Life on the Chrism Trail

Homily for the Third Sunday of Advent, Gaudate Sunday

December 11, 2022
St. Patrick Cathedral
Fort Worth, Texas

Isaiah 35:1-6a, 10
Psalm 146:6-7, 8-9, 9-10
James 5:7-10
Matthew 11:2-11

John the Baptist is the last and greatest prophet before the coming of the Messiah. His prophetic witness begins even before his own birth and also before the birth of Jesus, as he leaps in the womb of his mother Elizabeth when she is visited by the Blessed Virgin Mary who is pregnant with Jesus. Elsewhere in the Gospel, John the Baptist proclaims Jesus to be the Lamb of God who has come to deliver us from our sins. John the Baptist protests Jesus’ desire to be baptized by him because he knows himself not even to be worthy to untie the straps of his sandals.

So, it makes us wonder why John the Baptist sends some of his disciples to inquire directly if Jesus is the one for whom John and the people of Israel are waiting or if they should expect someone else. While sitting in prison was John starting to wonder if he had been mistaken about his cousin?

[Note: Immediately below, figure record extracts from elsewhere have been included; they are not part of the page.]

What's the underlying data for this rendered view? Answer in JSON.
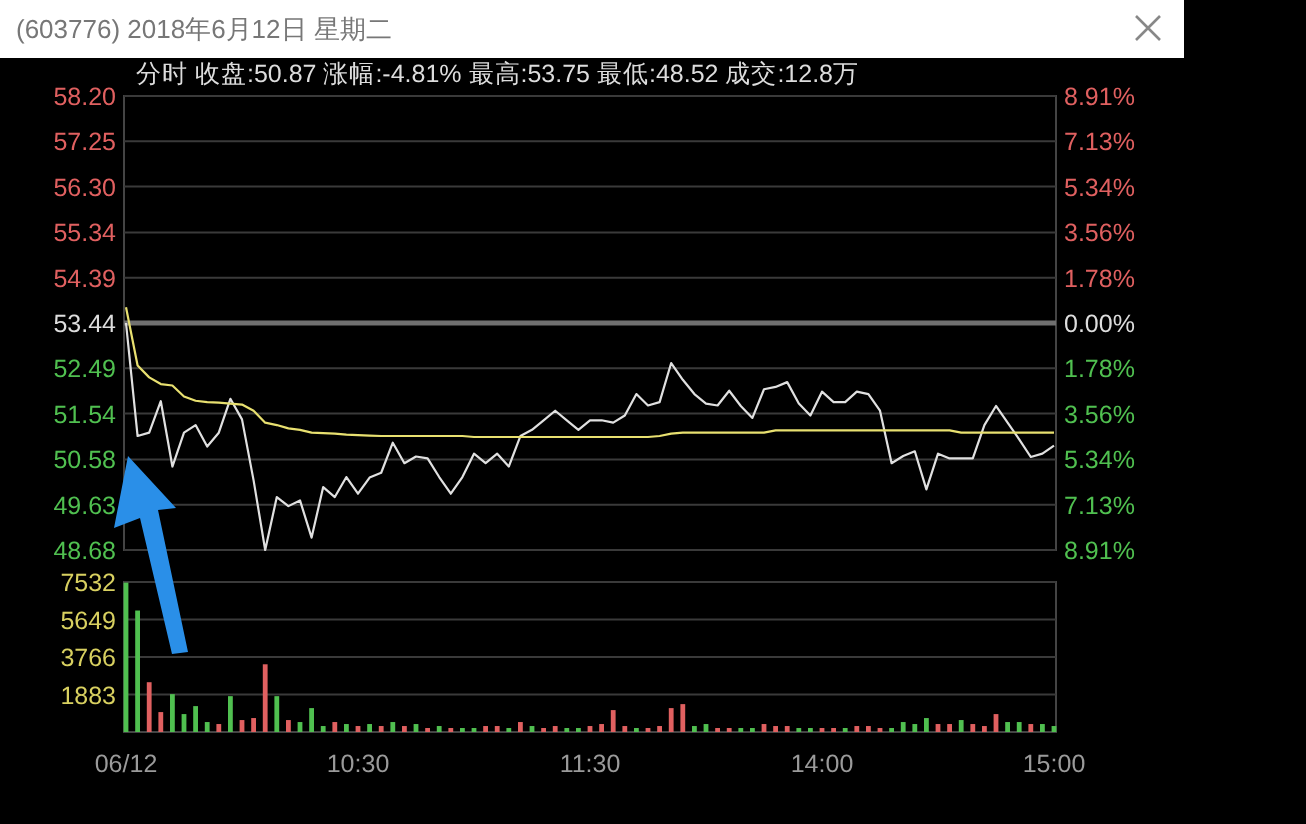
{
  "chart_data": [
    {
      "type": "line",
      "title": "(603776) 2018年6月12日 星期二",
      "subtitle": "分时  收盘:50.87  涨幅:-4.81%  最高:53.75  最低:48.52  成交:12.8万",
      "categories": [
        null,
        null,
        null,
        null,
        null,
        null,
        null,
        null,
        null,
        null,
        null,
        null,
        null,
        null,
        null,
        null,
        null,
        null,
        null,
        null,
        null,
        null,
        null,
        null,
        null,
        null,
        null,
        null,
        null,
        null,
        null,
        null,
        null,
        null,
        null,
        null,
        null,
        null,
        null,
        null,
        null,
        null,
        null,
        null,
        null,
        null,
        null,
        null,
        null,
        null,
        null,
        null,
        null,
        null,
        null,
        null,
        null,
        null,
        null,
        null,
        null,
        null,
        null,
        null,
        null,
        null,
        null,
        null,
        null,
        null,
        null,
        null,
        null,
        null,
        null,
        null,
        null,
        null,
        null,
        null,
        null
      ],
      "series": [
        {
          "color": "#e0e0e0",
          "values": [
            53.44,
            51.07,
            51.14,
            51.8,
            50.43,
            51.14,
            51.3,
            50.85,
            51.14,
            51.85,
            51.42,
            50.14,
            48.68,
            49.79,
            49.6,
            49.72,
            48.94,
            50.0,
            49.79,
            50.21,
            49.86,
            50.2,
            50.3,
            50.93,
            50.5,
            50.64,
            50.6,
            50.21,
            49.86,
            50.21,
            50.7,
            50.5,
            50.7,
            50.43,
            51.07,
            51.2,
            51.4,
            51.6,
            51.4,
            51.2,
            51.4,
            51.4,
            51.35,
            51.5,
            51.95,
            51.71,
            51.78,
            52.6,
            52.25,
            51.95,
            51.75,
            51.71,
            52.02,
            51.7,
            51.45,
            52.05,
            52.1,
            52.2,
            51.75,
            51.5,
            52.0,
            51.78,
            51.78,
            52.0,
            51.95,
            51.6,
            50.5,
            50.65,
            50.75,
            49.95,
            50.7,
            50.6,
            50.6,
            50.6,
            51.3,
            51.7,
            51.35,
            51.0,
            50.63,
            50.7,
            50.87
          ]
        },
        {
          "color": "#e8e070",
          "values": [
            53.77,
            52.55,
            52.3,
            52.16,
            52.13,
            51.9,
            51.81,
            51.78,
            51.77,
            51.75,
            51.73,
            51.6,
            51.35,
            51.3,
            51.23,
            51.2,
            51.14,
            51.13,
            51.12,
            51.1,
            51.09,
            51.08,
            51.07,
            51.07,
            51.07,
            51.07,
            51.07,
            51.07,
            51.07,
            51.07,
            51.05,
            51.05,
            51.05,
            51.05,
            51.05,
            51.05,
            51.05,
            51.05,
            51.05,
            51.05,
            51.05,
            51.05,
            51.05,
            51.05,
            51.05,
            51.05,
            51.07,
            51.12,
            51.14,
            51.14,
            51.14,
            51.14,
            51.14,
            51.14,
            51.14,
            51.14,
            51.19,
            51.19,
            51.19,
            51.19,
            51.19,
            51.19,
            51.19,
            51.19,
            51.19,
            51.19,
            51.19,
            51.19,
            51.19,
            51.19,
            51.19,
            51.19,
            51.14,
            51.14,
            51.14,
            51.14,
            51.14,
            51.14,
            51.14,
            51.14,
            51.14
          ]
        }
      ],
      "ylim": [
        48.68,
        58.2
      ],
      "yticks": [
        48.68,
        49.63,
        50.58,
        51.54,
        52.49,
        53.44,
        54.39,
        55.34,
        {
          "value": 56.3,
          "label": "56.30"
        },
        57.25,
        {
          "value": 58.2,
          "label": "58.20"
        }
      ],
      "y2lim": [
        -8.91,
        8.91
      ],
      "y2ticks": [
        {
          "value": -8.91,
          "label": "8.91%"
        },
        {
          "value": -7.13,
          "label": "7.13%"
        },
        {
          "value": -5.34,
          "label": "5.34%"
        },
        {
          "value": -3.56,
          "label": "3.56%"
        },
        {
          "value": -1.78,
          "label": "1.78%"
        },
        {
          "value": 0,
          "label": "0.00%"
        },
        {
          "value": 1.78,
          "label": "1.78%"
        },
        {
          "value": 3.56,
          "label": "3.56%"
        },
        {
          "value": 5.34,
          "label": "5.34%"
        },
        {
          "value": 7.13,
          "label": "7.13%"
        },
        {
          "value": 8.91,
          "label": "8.91%"
        }
      ],
      "ref_lines": [
        {
          "axis": "y",
          "value": 53.44,
          "color": "#707070"
        }
      ],
      "grid": "y"
    },
    {
      "type": "bar",
      "categories": [
        "06/12",
        null,
        null,
        null,
        null,
        null,
        null,
        null,
        null,
        null,
        null,
        null,
        null,
        null,
        null,
        null,
        null,
        null,
        null,
        null,
        "10:30",
        null,
        null,
        null,
        null,
        null,
        null,
        null,
        null,
        null,
        null,
        null,
        null,
        null,
        null,
        null,
        null,
        null,
        null,
        null,
        "11:30",
        null,
        null,
        null,
        null,
        null,
        null,
        null,
        null,
        null,
        null,
        null,
        null,
        null,
        null,
        null,
        null,
        null,
        null,
        null,
        "14:00",
        null,
        null,
        null,
        null,
        null,
        null,
        null,
        null,
        null,
        null,
        null,
        null,
        null,
        null,
        null,
        null,
        null,
        null,
        null,
        "15:00"
      ],
      "series": [
        {
          "values": [
            7500,
            6100,
            2500,
            1000,
            1900,
            900,
            1300,
            500,
            400,
            1800,
            600,
            700,
            3400,
            1800,
            600,
            500,
            1200,
            300,
            500,
            400,
            300,
            400,
            300,
            500,
            300,
            400,
            200,
            300,
            200,
            200,
            200,
            300,
            300,
            200,
            500,
            300,
            200,
            300,
            200,
            200,
            300,
            400,
            1100,
            300,
            200,
            200,
            300,
            1200,
            1400,
            300,
            400,
            200,
            200,
            200,
            200,
            400,
            300,
            300,
            200,
            200,
            200,
            200,
            200,
            300,
            300,
            200,
            200,
            500,
            400,
            700,
            400,
            400,
            600,
            400,
            300,
            900,
            500,
            500,
            400,
            400,
            300
          ],
          "colors": [
            "#50c050",
            "#50c050",
            "#e06060",
            "#e06060",
            "#50c050",
            "#50c050",
            "#50c050",
            "#50c050",
            "#e06060",
            "#50c050",
            "#e06060",
            "#e06060",
            "#e06060",
            "#50c050",
            "#e06060",
            "#50c050",
            "#50c050",
            "#50c050",
            "#e06060",
            "#50c050",
            "#e06060",
            "#50c050",
            "#e06060",
            "#50c050",
            "#e06060",
            "#50c050",
            "#e06060",
            "#50c050",
            "#e06060",
            "#50c050",
            "#50c050",
            "#e06060",
            "#e06060",
            "#50c050",
            "#e06060",
            "#50c050",
            "#e06060",
            "#e06060",
            "#50c050",
            "#50c050",
            "#e06060",
            "#e06060",
            "#e06060",
            "#e06060",
            "#50c050",
            "#e06060",
            "#e06060",
            "#e06060",
            "#e06060",
            "#50c050",
            "#50c050",
            "#e06060",
            "#e06060",
            "#50c050",
            "#50c050",
            "#e06060",
            "#e06060",
            "#e06060",
            "#50c050",
            "#50c050",
            "#e06060",
            "#e06060",
            "#50c050",
            "#e06060",
            "#e06060",
            "#e06060",
            "#50c050",
            "#50c050",
            "#50c050",
            "#50c050",
            "#e06060",
            "#e06060",
            "#50c050",
            "#e06060",
            "#e06060",
            "#e06060",
            "#50c050",
            "#50c050",
            "#e06060",
            "#50c050",
            "#50c050"
          ]
        }
      ],
      "ylim": [
        0,
        7532
      ],
      "yticks": [
        1883,
        3766,
        5649,
        7532
      ],
      "grid": "y"
    }
  ]
}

Jesus sends John’s disciples back to him with what seems to be an indirect answer. Jesus tells them to relate to John what they have seen:  the eyes of the blind are open … the ears of the deaf can hear … the lame leap like deer … the speechless sing for joy. Jesus is referring the prophet John the Baptist to the prophesy of Isaiah without quoting Isaiah’s words but by showing His own actions as to what the Messiah will do. John the Baptist will recognize this immediately. This is because a prophet finds joy and strength in the word of God and announces true hope, which does not disappoint because it is founded on the trustworthiness and faithfulness of God.

But then Jesus adds something else to His message that surpasses the prophesy of Isaiah: lepers are cleansed … the dead are raised … the poor have the good news preached to them. Jesus does more than fulfill the promise of Isaiah; because He is not only the Messiah, but also the Son of God. Only God can cleanse sinners. Only God can raise the dead. Jesus sends to John the message that God has kept His promise and more than fulfilled the prophesy of Isaiah.

Advent calls us to conversion and prompts us to ask the prophetic question that John the Baptist poses to Jesus: “Are you the one who is to come, or shall we look for another?” As a prophet, the greatest of prophets, John had been patiently waiting for God to fulfill His promises. All his life John waited for the Messiah; his radical life in the wilderness, even his body was shaped by this expectation. Yet, John also had to repent and convert to Jesus as not just the Messiah, but as He truly is, God’s own Son. This requires prophetic hope. Every Christian, by virtue of our Baptism, has received this prophetic character.

The prophetic dimension of our Christian vocation requires patience. Saint James reveals and describes this prophetic patience in our second reading from today: “Take as an example of hardship and patience, brothers and sisters, the prophets who spoke in the name of the Lord.” And again, “See how the farmer waits for the precious fruit of the earth, being patient with it until it receives the early and the late rains.”

The farmer exemplifies how hope fortified by patience integrates reason and faith in a measured way. In the first place, the farmer knows the laws of nature and sows and reaps to the laws of nature; in the second place, he trusts in God’s power and goodness, because the farmer, like the prophet, knows that not everything is in his control but in the hands of God. Our culture of immediate gratification demands and promotes the unjust expectation of human omnipotence. Patience spares us from replacing hope in God’s omnipotence with a wish that we could be omnipotent. As Benedict XVI once observed, “Patience and constancy are truly a synthesis between human commitment and confidence in God.”

Advent is a time of patient hope. It calls us to develop inner tenacity and resilience, which enables us not to become discouraged while waiting for the good that is anticipated but slow in coming, but on the contrary to prepare for its coming with active trust and loving preparation.

Advent is a time of grace. It is a season that reminds us that we are powerless to change ourselves and that our salvation lovingly begins and ends entirely with God’s initiative but by which He draws out from us, not our self-imposed and cosmetic change of identity but our true and interior transformation received and offered in love.

Advent is a time of joy. Christian joy, like hope, springs from God’s faithfulness, on the certainty that God cannot and will not deceive us and that He always keeps His promises. It most especially rests on the certainty that God has even surpassed keeping His promise because He has accomplished this by the gift of not just a mythological hero, but by the gift of His own Son, who has taken on the body and blood of our humanity through the generous and hopeful trust of the Blessed Virgin Mary.

For God Himself is coming with vindication and divine recompense to save us from our ancient and cunning enemy. Then will our willfully blind eyes be opened; our ears deaf with obstinacy will be cleared; we will leap from our indifference like a stag; and we will sing God’s praises crowned with everlasting joy. Jesus Christ is coming; we dare not look for another.